After studying history at King’s College, Cambridge, Martin Taylor joined Coopers & Lybrand as an auditor in 1991, qualifying as a chartered accountant in 1994. He then moved to Baring Asset Management, managing investment trusts focused on eastern and emerging Europe. He left Barings to join Thames River Capital, for which he ran the Nevsky Fund (from 2007 he ran it through his own company). In early 2011 he turned it into a listed investment trust, which he ran until 2015, when he retired from investment.

What was his strategy?

Taylor focused on emerging markets – especially the countries of the former Soviet Union – and combined a top-down approach (which involved forecasting economic trends) with a bottom-up approach (looking for individual firms that could benefit). He wound up his fund in 2016 after he concluded that this approach could no longer be profitable if companies (and countries) were unwilling to be open about their performance.

Did this work?

During his final two years, Nevsky did relatively poorly, losing 1.4% in 2014 and making only 0.4% in 2015. However, between 2000 and 2015, the various versions of the Nevsky Fund returned an average of 18.4% per year, so £1,000 invested in the fund would have been worth £13,130 in 2015. This was vastly more than either the 7.4% per year from the MSCI Emerging Markets index or the 3.5% per year from the MSCI World index, during the same period.
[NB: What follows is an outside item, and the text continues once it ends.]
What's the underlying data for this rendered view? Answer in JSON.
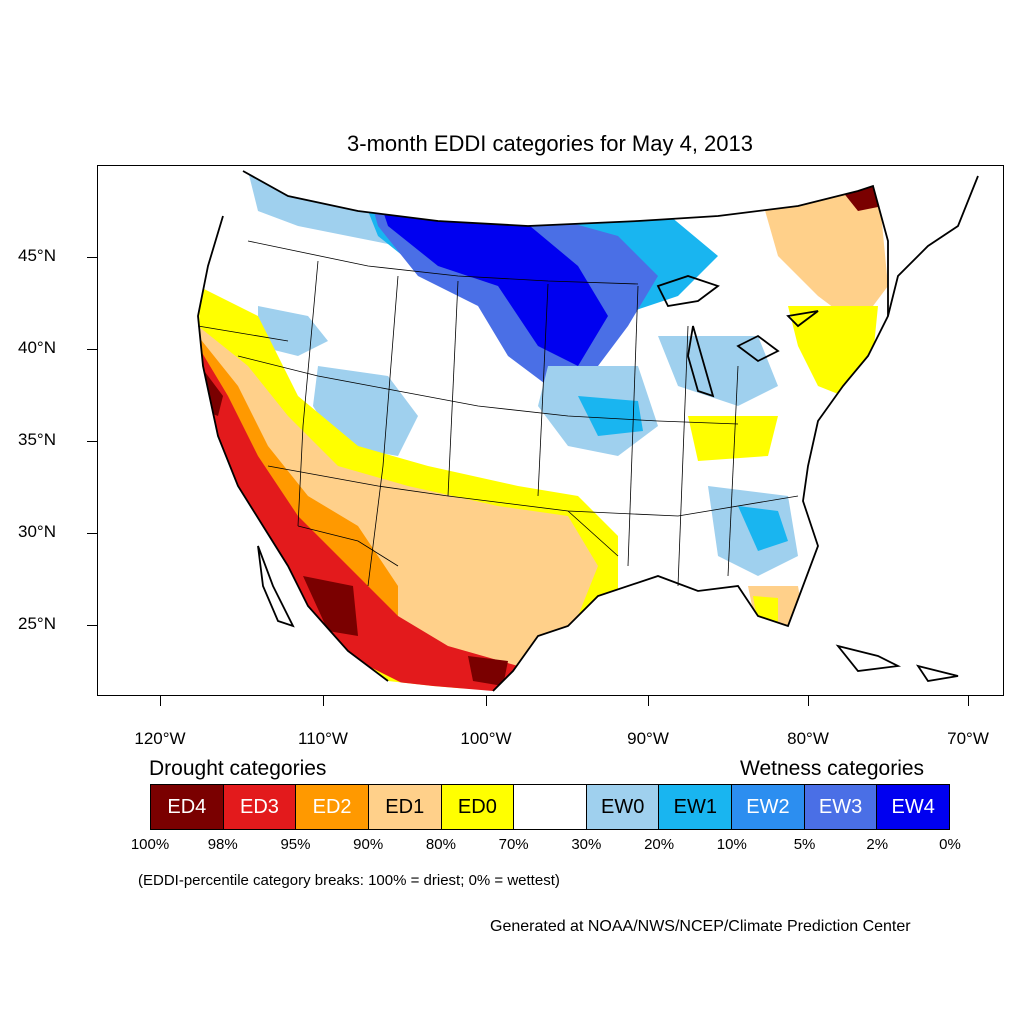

If you include his performance at Barings, his returns were 22% a year, compared with 5%-6% for the main developed and emerging-market global indices.

What was his best trade?

While at Barings, Taylor spotted that Russian oligarchs were stashing large sums of money abroad, causing currency reserves to decline, contradicting official suggestions of a trade surplus. When rumours about Yeltsin’s health caused Russian shares to wobble in September 1997, he realised that the bubble was over, dumping all his Russian shares (40% of his benchmark). Not only did he avoid the subsequent 80% market decline, but he was able to buy emerging-market stocks cheaply again in the aftermath of the October 1998 default.

What lessons can investors learn from him?

Looking critically at economic data, rather than just taking it at face value, can reveal information that others may have missed. However, trading requires an edge, so if you feel that your strategy no longer works – or it’s becoming impossible to make money – there’s no shame in taking a break from the markets, or trying a different approach.